The study, conducted at Denmark’s Aarhaus University, observed 37 pairs as they worked together to build a LEGO car (of course you would, Denmark). While one half of the groups simply built the cars, the other half played a “financial investment game” while building the cars. This game made participating groups decide how much money, if any, to invest into a larger pool.
Groups that invested all of their money together were considered to be “trusting,” due to the large risk they were willing to take together. When these pairs had their heartbeats measured, they were more likely to be in sync than pairs who disagreed about how to invest. Essentially, how much you trust your partner is tied to how physically in sync the two of you are.
As Samantha Olson of Medical Daily points out, this synchronization could be due to trust, or due to arousal from the financial risk — a concrete answer is still unclear. What researchers are clear on, though, is that our bodies, minds, and relationships are all interwoven. Harvard Medical School says that being in a trusting, respect-filled relationship can have as much of a positive effect on your body as “adequate sleep, a good diet, and not smoking.”

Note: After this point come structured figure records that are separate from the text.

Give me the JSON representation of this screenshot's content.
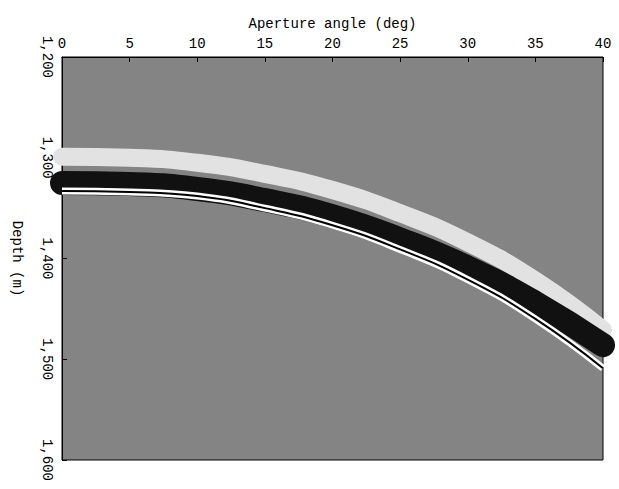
{
  "chart_data": {
    "type": "line",
    "x_label": "Aperture angle (deg)",
    "y_label": "Depth (m)",
    "x": [
      0,
      5,
      10,
      15,
      20,
      25,
      30,
      35,
      40
    ],
    "series": [
      {
        "color": "#e2e2e2",
        "line_style": "band",
        "values": [
          1299,
          1300,
          1305,
          1316,
          1332,
          1355,
          1384,
          1422,
          1471
        ]
      },
      {
        "color": "#111111",
        "line_style": "band",
        "values": [
          1325,
          1326,
          1331,
          1342,
          1358,
          1381,
          1409,
          1444,
          1486
        ]
      },
      {
        "color": "#ffffff",
        "line_style": "double",
        "values": [
          1333,
          1334,
          1338,
          1350,
          1367,
          1391,
          1421,
          1460,
          1509
        ]
      }
    ],
    "xlim": [
      0,
      40
    ],
    "xticks": [
      0,
      5,
      10,
      15,
      20,
      25,
      30,
      35,
      40
    ],
    "ylim": [
      1200,
      1600
    ],
    "yticks": [
      1200,
      1300,
      1400,
      1500,
      1600
    ],
    "grid": false
  }
}
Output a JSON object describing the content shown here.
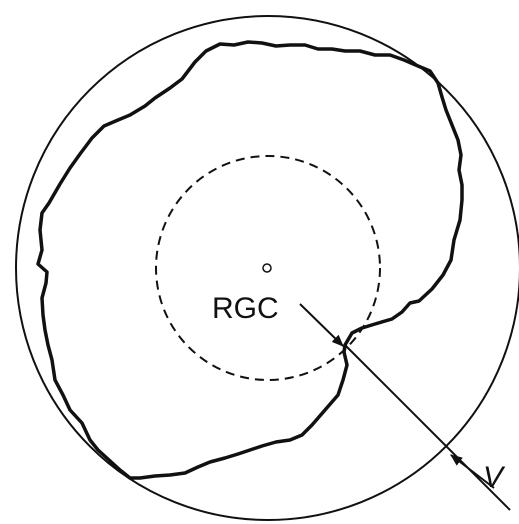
{
  "diagram": {
    "center_label": "RGC",
    "arrow_label": "V"
  },
  "colors": {
    "stroke": "#111111",
    "background": "#ffffff"
  }
}
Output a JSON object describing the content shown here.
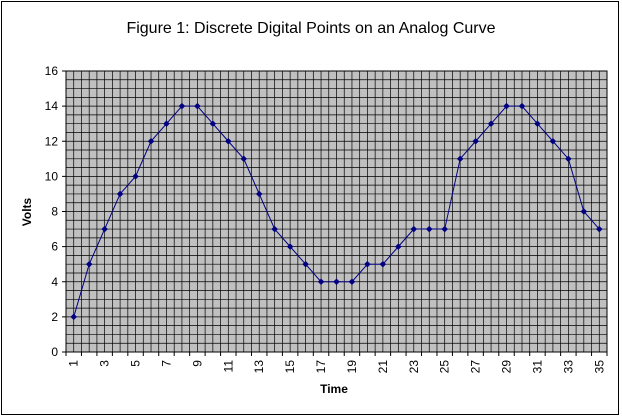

Here are just a few ways that healthy relationships can lead to healthy selves.
A committed relationship of any kind is directly linked to a decrease in the production of the stress hormone cortisol. Researchers at the University of Chicago found that having a strong system of social support acts as a “buffer” to psychological distress. “Although [relationships] can be pretty stressful, it should make it easier for people to handle other stressors in their lives,” says Dario Maestripieri, Professor in Comparative Human Development.
For everything from the common cold to cancer, a strong relationship might be nature’s best medicine. This is due to a host of factors: partners supporting each other to make healthy lifestyle choices, increased endorphin production aiding insulin regulation and immune system strength, and more. And even if you do get sick, being married makes you three times more likely to have a successful recovery following a major surgery.
If you’re in a healthy relationship, it turns out that you’ll be around even longer to enjoy it! Numerous studies throughout the years have tied being married, and remaining happily together, to longer lifespans. Researcher Janet Kiecolt-Glaser told TIME earlier this year, “The way people treat each other on a daily basis clearly impacts physical health.” That explains why you see so many adorable old couples riding tandem bikes or power-walking in matching track suits. Love is a powerful thing!